Friday 26 December 2014

The right degree of familiarity

It's always a challenge when we're writing SF with an unfamiliar culture and tech to get across the story to the reader.  The characters who inhabit that world know what a whergleflump is, and what it does.  But the reader, looking in on their world, doesn't.  This is the challenge of providing the right degree of familiarity with the world for the reader so that he or she doesn't get lost in it.

We have to balance the need to explain what a piece of tech does, or what a culture believes, with the requirement for the characters to just exist in their world.

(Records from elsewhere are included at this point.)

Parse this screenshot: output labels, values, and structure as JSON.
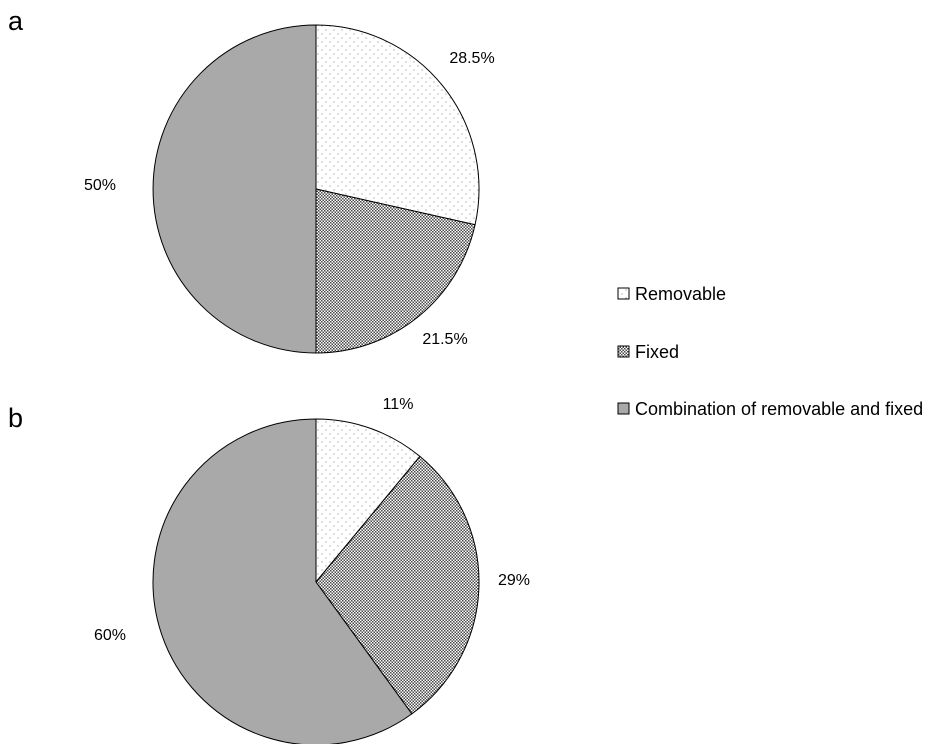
{
  "chart_data": [
    {
      "type": "pie",
      "panel": "a",
      "categories": [
        "Removable",
        "Fixed",
        "Combination of removable and fixed"
      ],
      "values": [
        28.5,
        21.5,
        50
      ],
      "labels": [
        "28.5%",
        "21.5%",
        "50%"
      ],
      "start": "12 o'clock",
      "direction": "clockwise"
    },
    {
      "type": "pie",
      "panel": "b",
      "categories": [
        "Removable",
        "Fixed",
        "Combination of removable and fixed"
      ],
      "values": [
        11,
        29,
        60
      ],
      "labels": [
        "11%",
        "29%",
        "60%"
      ],
      "start": "12 o'clock",
      "direction": "clockwise"
    }
  ],
  "legend": {
    "placement": "right",
    "items": [
      {
        "name": "Removable",
        "fill": "dots"
      },
      {
        "name": "Fixed",
        "fill": "checker"
      },
      {
        "name": "Combination of removable and fixed",
        "fill": "gray"
      }
    ]
  },
  "colors": {
    "gray_fill": "#a9a9a9",
    "dot_color": "#8a8a8a",
    "checker_dark": "#4a4a4a",
    "outline": "#000000"
  }
}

You or I don't go around every day noticing the telephone sat on our side table at home, or thinking about our laptop, except when we want to use it.  Those things just exist in our world, as tools for our use.  And so it will be with the tech of the future.  The characters who live there won't bat an eyelid twice at the fusion reactor in their neighbourhood.

How do we explain things without resorting to the dreaded "As you know, Professor," info-dump in dialogue?  One very common device is to use the "idiot abroad" mechanism, the stranger in town who doesn't know either, and needs things explained to him/her.  That gives the reader a chance to explain puzzling things, hopefully in swift-moving bits of dialogue while the characters are doing something.

It sometimes seems to me that SF authors get away with bamboozling their readers far too much.  They even get rave reviews for how difficult their books are to understand.  Stuff that.  Call me old-fashioned, but if you set out your stall as a storyteller, I damned well want you to tell me a story.  All of it, with enough detail so that I can understand it.

After all, we choose to become storytellers.  Nobody forces us to write.  So I want you to tell me stories I can understand.  I want you to get the balance right between familiarity and strangeness and the unknown.  That is the art of the accomplished SF storyteller.